Tuesday, September 18, 2007

New Task - الباز أفندى


I have a new Project as assignment...
A huge data for Dr Boutros Boutros-Ghali, which I should manipulate and categorize, create metadata, then finally create launch a site to browse the documents..

Whenever I look at the boxes at my disk I remember the Arabic old movies, where we used to see an employee handling tons of papers in front of him in a caricature profile for Egyptian employee. There is also a well known character who appeared in the movie "Ebn Hameedo" played by Tawfik El-De'n known as "El Baz Afandy". :)) he was a skilled employee, pretending the knowledge of everything while he has not gotten any certificates...

Actually I like the task...I find it has some kind of challenge... It tests how much you can handle these docs, how much you can be organized, knowing where a specific document can fit, and how you can make good procedures to organize the structure of such data.
Well, I guess It is a new kind of experience.
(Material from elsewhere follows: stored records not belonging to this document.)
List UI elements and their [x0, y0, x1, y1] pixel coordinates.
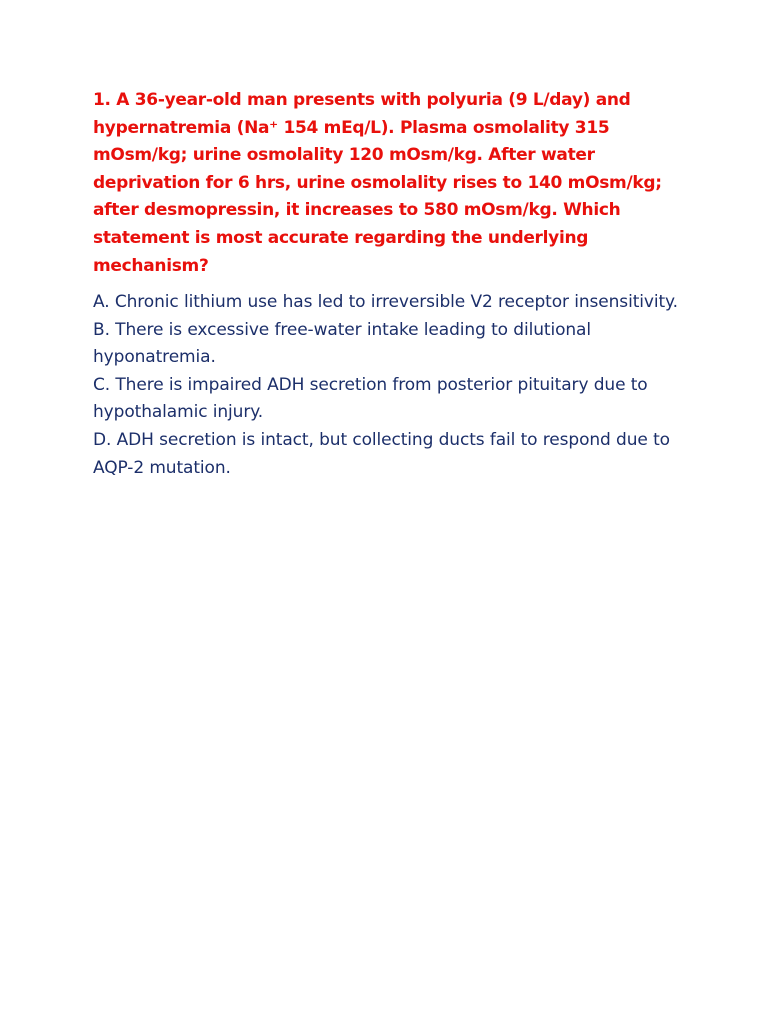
answer-option-a: A. Chronic lithium use has led to irreversible V2 receptor insensitivity.: [93, 292, 678, 312]
answer-option-c: C. There is impaired ADH secretion from posterior pituitary due to hypothalamic injury.: [93, 374, 648, 423]
question-text: 1. A 36-year-old man presents with polyuria (9 L/day) and hypernatremia (Na⁺ 154 mEq/L). Plasma osmolality 315 mOsm/kg; urine osmolality 120 mOsm/kg. After water deprivation for 6 hrs, urine osmolality rises to 140 mOsm/kg; after desmopressin, it increases to 580 mOsm/kg. Which statement is most accurate regarding the underlying mechanism?: [93, 90, 662, 276]
answer-option-b: B. There is excessive free-water intake leading to dilutional hyponatremia.: [93, 319, 591, 368]
answer-option-d: D. ADH secretion is intact, but collecting ducts fail to respond due to AQP-2 mutation.: [93, 429, 670, 478]
answer-options-list: [93, 289, 683, 482]
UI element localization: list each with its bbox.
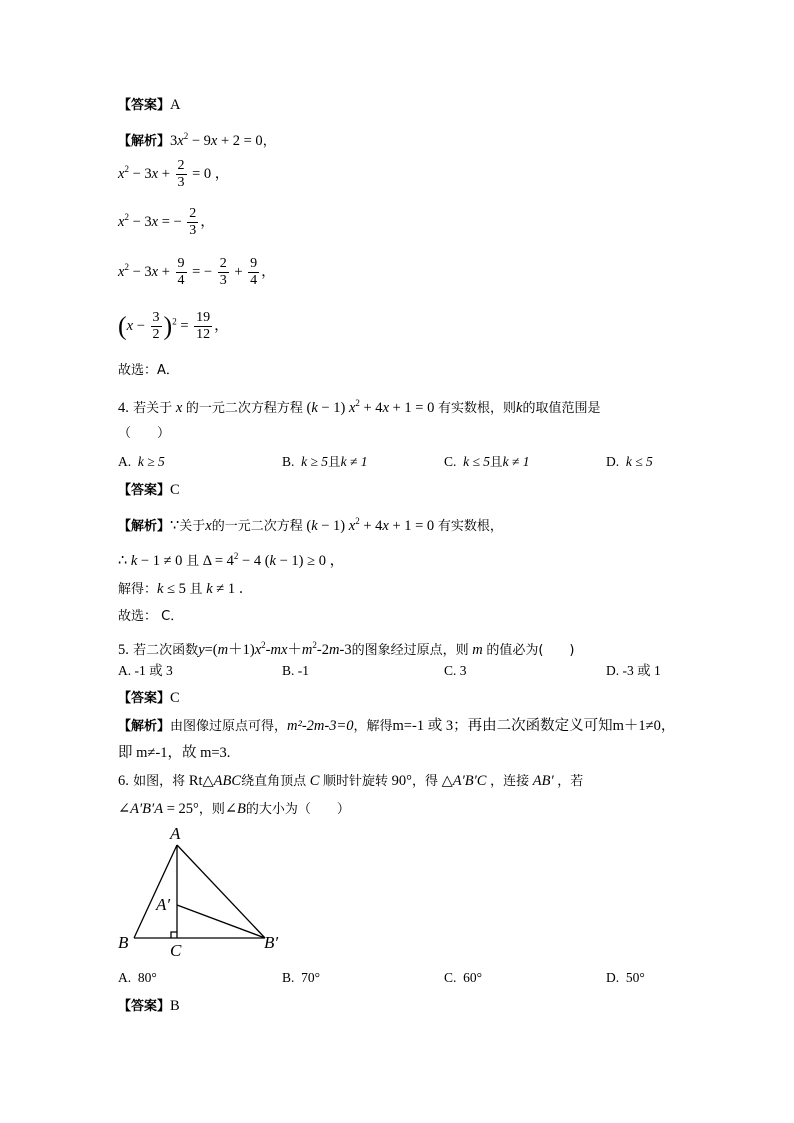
q6-option-c[interactable]: C. 60°	[444, 970, 483, 985]
q4-option-c[interactable]: C. k ≤ 5且k ≠ 1	[444, 454, 530, 469]
q4-blank: （ ）	[118, 426, 171, 441]
q5-analysis-line2: 即 m≠-1，故 m=3.	[118, 745, 231, 761]
q3-answer: 【答案】A	[118, 97, 181, 113]
right-angle-mark	[171, 932, 177, 938]
q6-option-d[interactable]: D. 50°	[606, 970, 645, 985]
equation: $3x^2 - 9x + 2 = 0$	[170, 131, 263, 149]
q6-triangle-figure	[112, 822, 302, 962]
q3-conclusion: 故选：A．	[118, 363, 179, 378]
segment-AB1	[177, 845, 265, 938]
q4-option-b[interactable]: B. k ≥ 5且k ≠ 1	[282, 454, 368, 469]
q4-analysis: 【解析】∵关于x的一元二次方程 (k − 1) $x^2 + 4x + 1 = 0$ 有实数根，	[118, 516, 503, 534]
q5-option-d[interactable]: D. -3 或 1	[606, 663, 661, 678]
q4-stem: 4. 若关于 x 的一元二次方程方程 (k − 1) $x^2 + 4x + 1 = 0$ 有实数根，则k的取值范围是	[118, 398, 601, 416]
q4-therefore: ∴ k − 1 ≠ 0 且 $\Delta = 4^2 - 4$ (k − 1) ≥ 0 ，	[118, 551, 345, 569]
q6-option-b[interactable]: B. 70°	[282, 970, 321, 985]
q6-stem: 6. 如图，将 Rt△ABC绕直角顶点 C 顺时针旋转 90°，得 △A′B′C ，连接 AB′ ，若	[118, 773, 584, 789]
q5-analysis: 【解析】由图像过原点可得，m²-2m-3=0，解得m=-1 或 3；再由二次函数定义可知m＋1≠0，	[118, 718, 676, 734]
q5-answer: 【答案】C	[118, 690, 180, 706]
q6-answer: 【答案】B	[118, 998, 180, 1014]
segment-BA	[134, 845, 177, 938]
q5-stem: 5. 若二次函数$y=(m+1)x^2-mx+m^2-2m-3$的图象经过原点，则 m 的值必为( )	[118, 640, 575, 658]
label-C: C	[170, 941, 182, 960]
q5-option-c[interactable]: C. 3	[444, 663, 467, 678]
q5-option-b[interactable]: B. -1	[282, 663, 310, 678]
q5-option-a[interactable]: A. -1 或 3	[118, 663, 173, 678]
q4-option-a[interactable]: A. k ≥ 5	[118, 454, 165, 469]
label-A-prime: A′	[156, 895, 171, 914]
q6-stem-line2: ∠A′B′A = 25°，则∠B的大小为（ ）	[118, 801, 350, 817]
q3-analysis-step4: $x^2 - 3x$ + $\frac{9}{4}$ = − $\frac{2}{3}$ + $\frac{9}{4}$ ，	[118, 256, 276, 288]
segment-A1B1	[177, 905, 265, 938]
q6-option-a[interactable]: A. 80°	[118, 970, 157, 985]
label-A: A	[170, 824, 181, 843]
q3-analysis-step1: 【解析】$3x^2 - 9x + 2 = 0$，	[118, 131, 276, 149]
label-B: B	[118, 933, 129, 952]
q4-solve: 解得：k ≤ 5 且 k ≠ 1 ．	[118, 581, 254, 597]
q3-analysis-step3: $x^2 - 3x$ = − $\frac{2}{3}$ ，	[118, 206, 215, 238]
label-B-prime: B′	[264, 933, 279, 952]
because-symbol: ∵	[170, 517, 180, 534]
q4-conclusion: 故选： C．	[118, 609, 184, 624]
q3-analysis-step5: (x − $\frac{3}{2}$ )$^2$ = $\frac{19}{12}$ ，	[118, 310, 229, 342]
q4-option-d[interactable]: D. k ≤ 5	[606, 454, 653, 469]
q4-answer: 【答案】C	[118, 482, 180, 498]
q3-analysis-step2: $x^2 - 3x$ + $\frac{2}{3}$ = 0 ，	[118, 158, 230, 190]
Friday, September 14, 2007

VISTA.....

As a new developer in the Bibliotheca Alexandrina, I should get a tour to VISTA(Virtual Immersive Science and Technology Applications). Bibliotheca Alexandrina is the first to provide researchers with such advanced visualization tools (in the middle east of course I mean). The VISTA is also known as CAVE (Computer Aided Virtual Environment).

It displays 3D stereoscopic images generated from a PC cluster, on four 10-ft × 10-ft vertical walls and the floor. The cluster is Five workstations linked together. The four projectors used in the VISTA render 1400 × 1050 pixels each and have a very bright light output rated at 7200 ANSI lumens. this can be very good for simulating real phenomenon. There are a lot of applications applied to Vista concerning Aero Dynamics, Chemistry, Medicine..etc.

One of the applications, which I see it quite impressive, is a 3d chart visualizer. It gives you a nice feeling that you are running on the axis, or between the points of the plot.

Actually, I have no pics for the VISTA.... but i can give you an approximation...
imagine the Gapminder in 3D effect.. That's wt u get when you use the VISTA_3dCharts.